By the time I reached college, that search had grown serious. In my first year, I entered what was then called the RCIA and came into the Church. And I can say honestly: from the first moments of my conversion, the thought followed me that God might be calling me to the priesthood.
Anyone who has known a convert knows that zeal can burn hot—especially early on. Zeal is a gift, but it can also blur the line between enthusiasm and vocation. So I spoke with others. I stayed in college. I prayed, and I watched my own heart carefully, trying to discern what was real and what was passing.
One lesson became clear as the years went on: vocation is not a hobby, and it is not a phase. It is a commitment of an entire life. God calls each of us to consecrate our lives to him through a particular path—most often in marriage, religious life, or the priesthood. Each is a real offering. Each is demanding. Each is meant to make a life fruitful in love.
For me, during those years—finishing my degree, imagining adulthood in concrete terms—one realization kept returning. I could not see myself being fully happy and satisfied moving into my field of study, getting married, and raising a family. That was not a judgment against any of those goods. They are holy goods. It was simply an interior recognition: that road was not the road the Lord had carved for me.
When I looked ahead, the place where I saw a deeper happiness was in serving God more directly, in the priesthood, in the Church. That conviction did not fade. It lingered. It followed me into semesters and finals and plans and distractions. I could set it down for a while, but it would be waiting for me when things quieted.
It was not easy. I had worked hard for my degree. Letting go of the straightforward next step meant choosing six more years of study. It meant delaying work, delaying stability, delaying what many people call “getting on with life.” That was difficult. I prayed again and again, and even then I still found myself unable to decide.
Then a night when sleep would not come. The struggle had become too loud to ignore. I spent much of that night in prayer, torn and tired, asking for clarity. Eventually, exhaustion took over and I fell asleep.

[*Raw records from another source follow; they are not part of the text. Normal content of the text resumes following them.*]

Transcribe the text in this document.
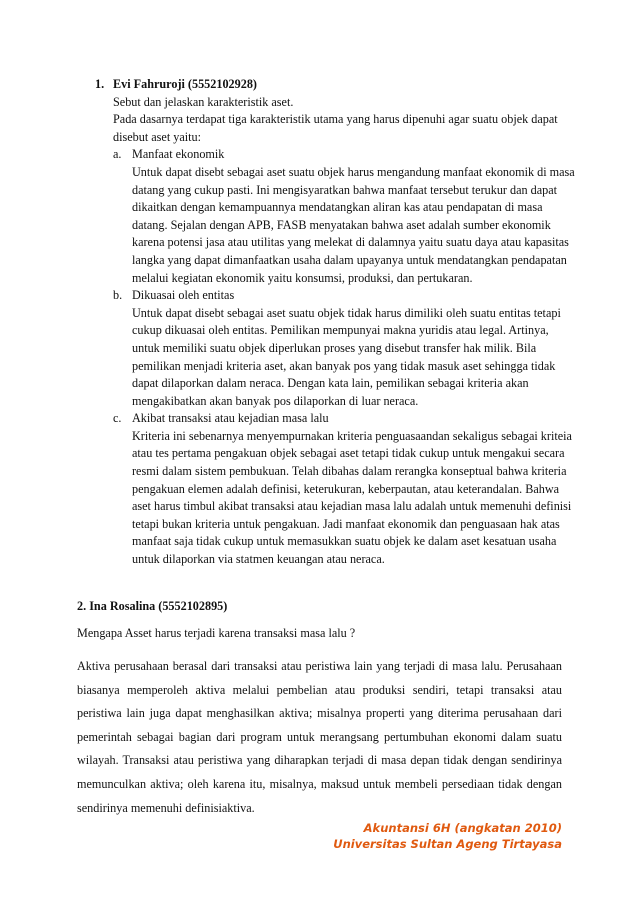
1. Evi Fahruroji (5552102928)
Sebut dan jelaskan karakteristik aset.
Pada dasarnya terdapat tiga karakteristik utama yang harus dipenuhi agar suatu objek dapat disebut aset yaitu:
a. Manfaat ekonomik
Untuk dapat disebt sebagai aset suatu objek harus mengandung manfaat ekonomik di masa datang yang cukup pasti. Ini mengisyaratkan bahwa manfaat tersebut terukur dan dapat dikaitkan dengan kemampuannya mendatangkan aliran kas atau pendapatan di masa datang. Sejalan dengan APB, FASB menyatakan bahwa aset adalah sumber ekonomik karena potensi jasa atau utilitas yang melekat di dalamnya yaitu suatu daya atau kapasitas langka yang dapat dimanfaatkan usaha dalam upayanya untuk mendatangkan pendapatan melalui kegiatan ekonomik yaitu konsumsi, produksi, dan pertukaran.
b. Dikuasai oleh entitas
Untuk dapat disebt sebagai aset suatu objek tidak harus dimiliki oleh suatu entitas tetapi cukup dikuasai oleh entitas. Pemilikan mempunyai makna yuridis atau legal. Artinya, untuk memiliki suatu objek diperlukan proses yang disebut transfer hak milik. Bila pemilikan menjadi kriteria aset, akan banyak pos yang tidak masuk aset sehingga tidak dapat dilaporkan dalam neraca. Dengan kata lain, pemilikan sebagai kriteria akan mengakibatkan akan banyak pos dilaporkan di luar neraca.
c. Akibat transaksi atau kejadian masa lalu
Kriteria ini sebenarnya menyempurnakan kriteria penguasaandan sekaligus sebagai kriteia atau tes pertama pengakuan objek sebagai aset tetapi tidak cukup untuk mengakui secara resmi dalam sistem pembukuan. Telah dibahas dalam rerangka konseptual bahwa kriteria pengakuan elemen adalah definisi, keterukuran, keberpautan, atau keterandalan. Bahwa aset harus timbul akibat transaksi atau kejadian masa lalu adalah untuk memenuhi definisi tetapi bukan kriteria untuk pengakuan. Jadi manfaat ekonomik dan penguasaan hak atas manfaat saja tidak cukup untuk memasukkan suatu objek ke dalam aset kesatuan usaha untuk dilaporkan via statmen keuangan atau neraca.
2. Ina Rosalina (5552102895)
Mengapa Asset harus terjadi karena transaksi masa lalu ?
Aktiva perusahaan berasal dari transaksi atau peristiwa lain yang terjadi di masa lalu. Perusahaan biasanya memperoleh aktiva melalui pembelian atau produksi sendiri, tetapi transaksi atau peristiwa lain juga dapat menghasilkan aktiva; misalnya properti yang diterima perusahaan dari pemerintah sebagai bagian dari program untuk merangsang pertumbuhan ekonomi dalam suatu wilayah. Transaksi atau peristiwa yang diharapkan terjadi di masa depan tidak dengan sendirinya memunculkan aktiva; oleh karena itu, misalnya, maksud untuk membeli persediaan tidak dengan sendirinya memenuhi definisiaktiva.
Akuntansi 6H (angkatan 2010)
Universitas Sultan Ageng Tirtayasa
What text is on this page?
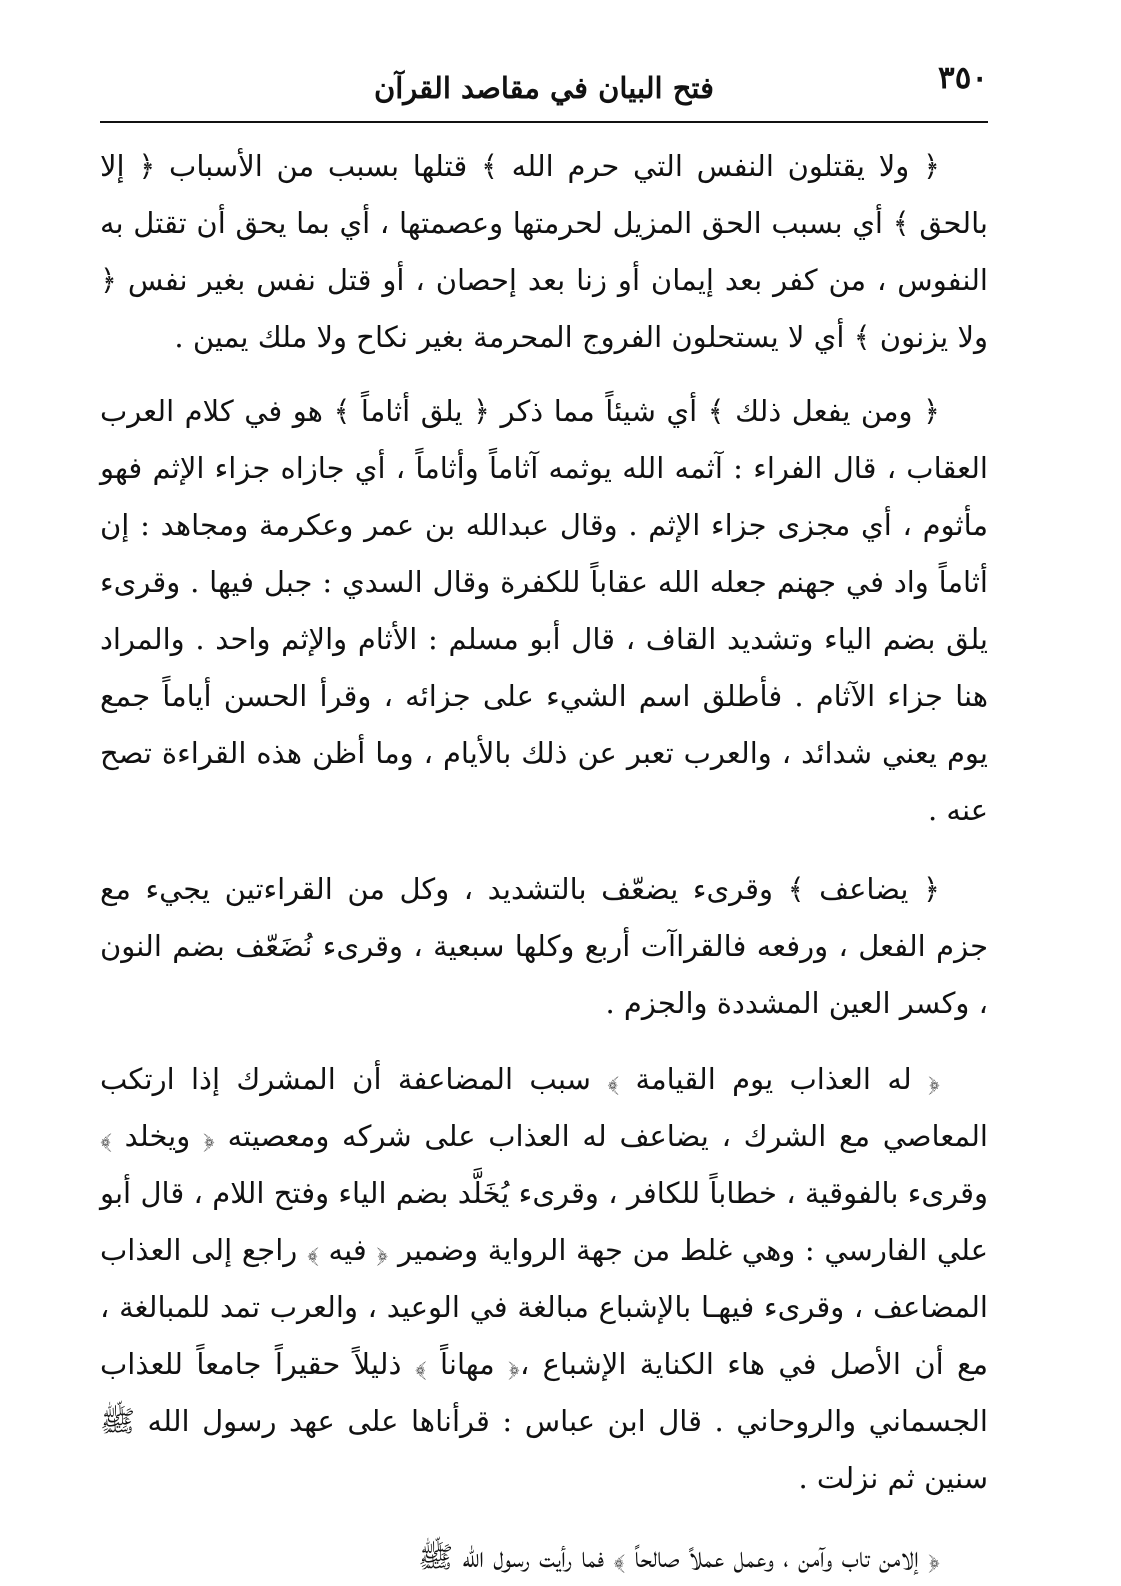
٣٥٠
فتح البيان في مقاصد القرآن

﴿ ولا يقتلون النفس التي حرم الله ﴾ قتلها بسبب من الأسباب ﴿ إلا بالحق ﴾ أي بسبب الحق المزيل لحرمتها وعصمتها ، أي بما يحق أن تقتل به النفوس ، من كفر بعد إيمان أو زنا بعد إحصان ، أو قتل نفس بغير نفس ﴿ ولا يزنون ﴾ أي لا يستحلون الفروج المحرمة بغير نكاح ولا ملك يمين .

﴿ ومن يفعل ذلك ﴾ أي شيئاً مما ذكر ﴿ يلق أثاماً ﴾ هو في كلام العرب العقاب ، قال الفراء : آثمه الله يوثمه آثاماً وأثاماً ، أي جازاه جزاء الإثم فهو مأثوم ، أي مجزى جزاء الإثم . وقال عبدالله بن عمر وعكرمة ومجاهد : إن أثاماً واد في جهنم جعله الله عقاباً للكفرة وقال السدي : جبل فيها . وقرىء يلق بضم الياء وتشديد القاف ، قال أبو مسلم : الأثام والإثم واحد . والمراد هنا جزاء الآثام . فأطلق اسم الشيء على جزائه ، وقرأ الحسن أياماً جمع يوم يعني شدائد ، والعرب تعبر عن ذلك بالأيام ، وما أظن هذه القراءة تصح عنه .

﴿ يضاعف ﴾ وقرىء يضعّف بالتشديد ، وكل من القراءتين يجيء مع جزم الفعل ، ورفعه فالقراآت أربع وكلها سبعية ، وقرىء نُضَعّف بضم النون ، وكسر العين المشددة والجزم .

﴿ له العذاب يوم القيامة ﴾ سبب المضاعفة أن المشرك إذا ارتكب المعاصي مع الشرك ، يضاعف له العذاب على شركه ومعصيته ﴿ ويخلد ﴾ وقرىء بالفوقية ، خطاباً للكافر ، وقرىء يُخَلَّد بضم الياء وفتح اللام ، قال أبو علي الفارسي : وهي غلط من جهة الرواية وضمير ﴿ فيه ﴾ راجع إلى العذاب المضاعف ، وقرىء فيهـا بالإشباع مبالغة في الوعيد ، والعرب تمد للمبالغة ، مع أن الأصل في هاء الكناية الإشباع ،﴿ مهاناً ﴾ ذليلاً حقيراً جامعاً للعذاب الجسماني والروحاني . قال ابن عباس : قرأناها على عهد رسول الله ﷺ سنين ثم نزلت .

﴿ إلامن تاب وآمن ، وعمل عملاً صالحاً ﴾ فما رأيت رسول الله ﷺ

In a dream, the Lord came to me. He did not speak. He simply reached over and placed his hand on my heart. I woke in that moment, and my heart was burning. I felt the heat—his love—and I knew the answer.
I do not say that lightly. I am not someone who leans easily on signs and wonders. I have always been rather skeptical, quite frankly. Yet that dream was real in the way that matters: it was God’s way of steadying me, giving me the confidence I needed to take the next step.

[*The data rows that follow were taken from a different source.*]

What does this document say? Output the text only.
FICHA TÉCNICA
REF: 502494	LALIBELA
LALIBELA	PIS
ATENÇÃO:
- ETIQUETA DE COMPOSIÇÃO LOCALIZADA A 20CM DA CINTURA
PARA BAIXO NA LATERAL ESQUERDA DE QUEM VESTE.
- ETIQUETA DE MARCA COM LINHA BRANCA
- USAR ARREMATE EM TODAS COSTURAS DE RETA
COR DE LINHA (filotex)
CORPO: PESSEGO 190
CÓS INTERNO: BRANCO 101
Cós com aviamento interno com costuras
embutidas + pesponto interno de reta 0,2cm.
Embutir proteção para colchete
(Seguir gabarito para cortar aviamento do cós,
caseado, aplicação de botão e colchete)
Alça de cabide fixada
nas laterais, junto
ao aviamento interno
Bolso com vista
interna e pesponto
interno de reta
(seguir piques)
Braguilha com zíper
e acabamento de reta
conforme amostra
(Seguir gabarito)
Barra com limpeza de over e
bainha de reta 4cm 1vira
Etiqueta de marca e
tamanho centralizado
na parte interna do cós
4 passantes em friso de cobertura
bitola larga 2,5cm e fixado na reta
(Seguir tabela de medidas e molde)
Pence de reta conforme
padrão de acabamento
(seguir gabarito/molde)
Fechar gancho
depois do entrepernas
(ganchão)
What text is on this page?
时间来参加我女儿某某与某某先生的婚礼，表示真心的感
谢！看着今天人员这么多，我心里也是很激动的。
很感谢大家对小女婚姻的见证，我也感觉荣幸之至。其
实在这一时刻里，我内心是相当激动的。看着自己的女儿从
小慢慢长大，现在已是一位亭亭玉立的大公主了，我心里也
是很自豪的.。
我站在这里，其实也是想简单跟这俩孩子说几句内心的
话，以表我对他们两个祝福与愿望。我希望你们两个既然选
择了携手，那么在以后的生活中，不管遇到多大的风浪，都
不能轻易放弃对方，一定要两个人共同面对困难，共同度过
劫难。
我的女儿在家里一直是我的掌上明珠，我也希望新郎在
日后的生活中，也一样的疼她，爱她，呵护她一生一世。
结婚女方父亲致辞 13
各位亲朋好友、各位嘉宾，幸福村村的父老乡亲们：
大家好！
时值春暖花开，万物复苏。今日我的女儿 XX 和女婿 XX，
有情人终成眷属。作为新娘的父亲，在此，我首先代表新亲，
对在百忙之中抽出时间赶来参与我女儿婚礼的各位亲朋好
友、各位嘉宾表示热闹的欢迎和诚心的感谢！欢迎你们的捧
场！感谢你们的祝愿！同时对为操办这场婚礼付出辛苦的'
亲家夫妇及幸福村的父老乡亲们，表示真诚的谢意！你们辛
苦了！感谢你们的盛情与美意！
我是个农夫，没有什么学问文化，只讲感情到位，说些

After that, I spoke with my pastor at the time, Fr. Gilbert. I contacted the diocese. I entered the process. What followed was a six-year journey that ended in ordination.

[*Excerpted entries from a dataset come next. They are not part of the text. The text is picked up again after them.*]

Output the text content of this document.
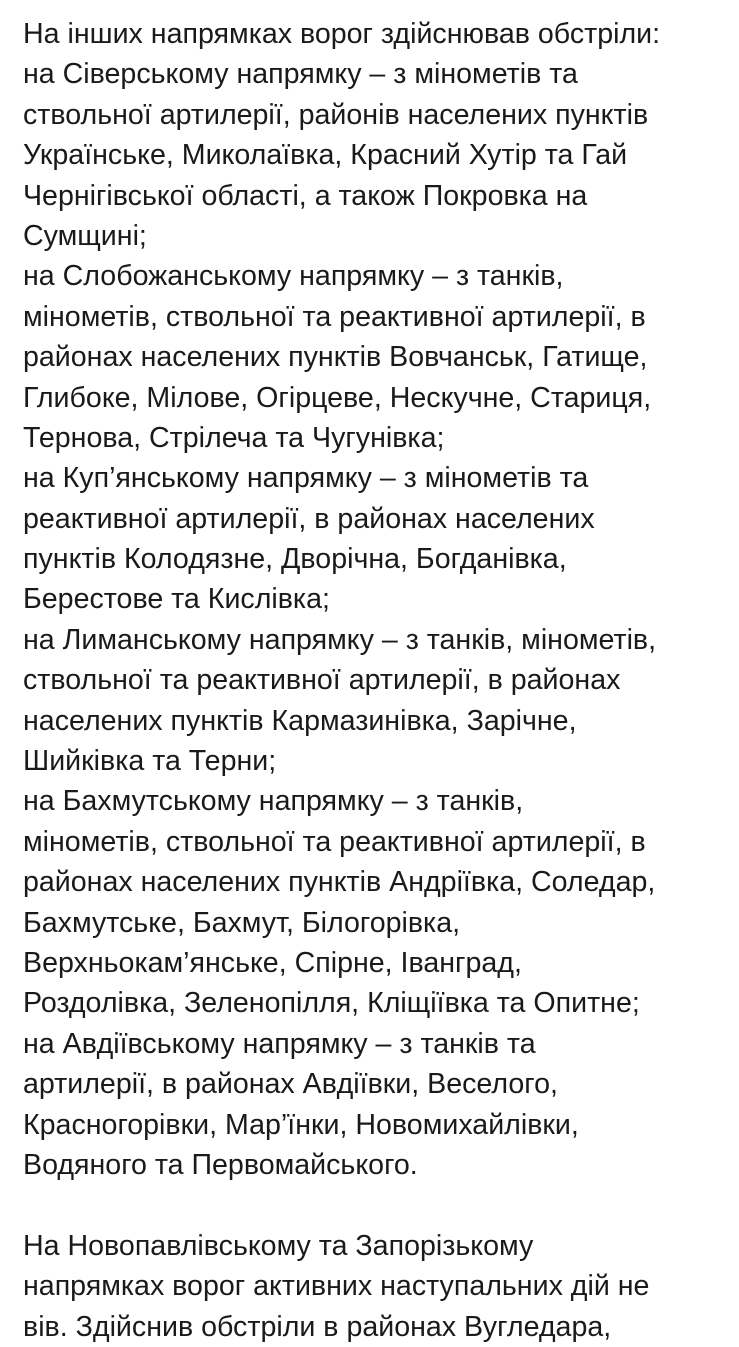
На інших напрямках ворог здійснював обстріли:
на Сіверському напрямку – з мінометів та
ствольної артилерії, районів населених пунктів
Українське, Миколаївка, Красний Хутір та Гай
Чернігівської області, а також Покровка на
Сумщині;
на Слобожанському напрямку – з танків,
мінометів, ствольної та реактивної артилерії, в
районах населених пунктів Вовчанськ, Гатище,
Глибоке, Мілове, Огірцеве, Нескучне, Стариця,
Тернова, Стрілеча та Чугунівка;
на Куп’янському напрямку – з мінометів та
реактивної артилерії, в районах населених
пунктів Колодязне, Дворічна, Богданівка,
Берестове та Кислівка;
на Лиманському напрямку – з танків, мінометів,
ствольної та реактивної артилерії, в районах
населених пунктів Кармазинівка, Зарічне,
Шийківка та Терни;
на Бахмутському напрямку – з танків,
мінометів, ствольної та реактивної артилерії, в
районах населених пунктів Андріївка, Соледар,
Бахмутське, Бахмут, Білогорівка,
Верхньокам’янське, Спірне, Іванград,
Роздолівка, Зеленопілля, Кліщіївка та Опитне;
на Авдіївському напрямку – з танків та
артилерії, в районах Авдіївки, Веселого,
Красногорівки, Мар’їнки, Новомихайлівки,
Водяного та Первомайського.
На Новопавлівському та Запорізькому
напрямках ворог активних наступальних дій не
вів. Здійснив обстріли в районах Вугледара,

The most important thing to say about vocation, though, is not my story. The most important thing is that everyone has one. No one is overlooked. No one is an accident. Every life has a path along which God intends that person to become holy and to become a gift.
Discerning that path takes prayer, honesty, and patience. It does not reduce to simply doing what feels easiest, because there is so much we cannot see from the inside of our own fears and hopes. When we open ourselves to the Lord—when we give him the right to lead—he draws us toward the place we need to be, even if the route is slower than we planned.
Wherever you find yourself in life, turn to prayer. Ask for the grace to embrace the vocation already given, or for the grace to recognize where he is leading next. When the Lord makes his call clear, the task becomes very simple and very hard at the same time: to choose that path and follow it, because that is the road that leads to real joy and, ultimately, to eternal life. May the Lord grant us attentive hearts, steady courage, and the grace to say yes when he places his hand upon us.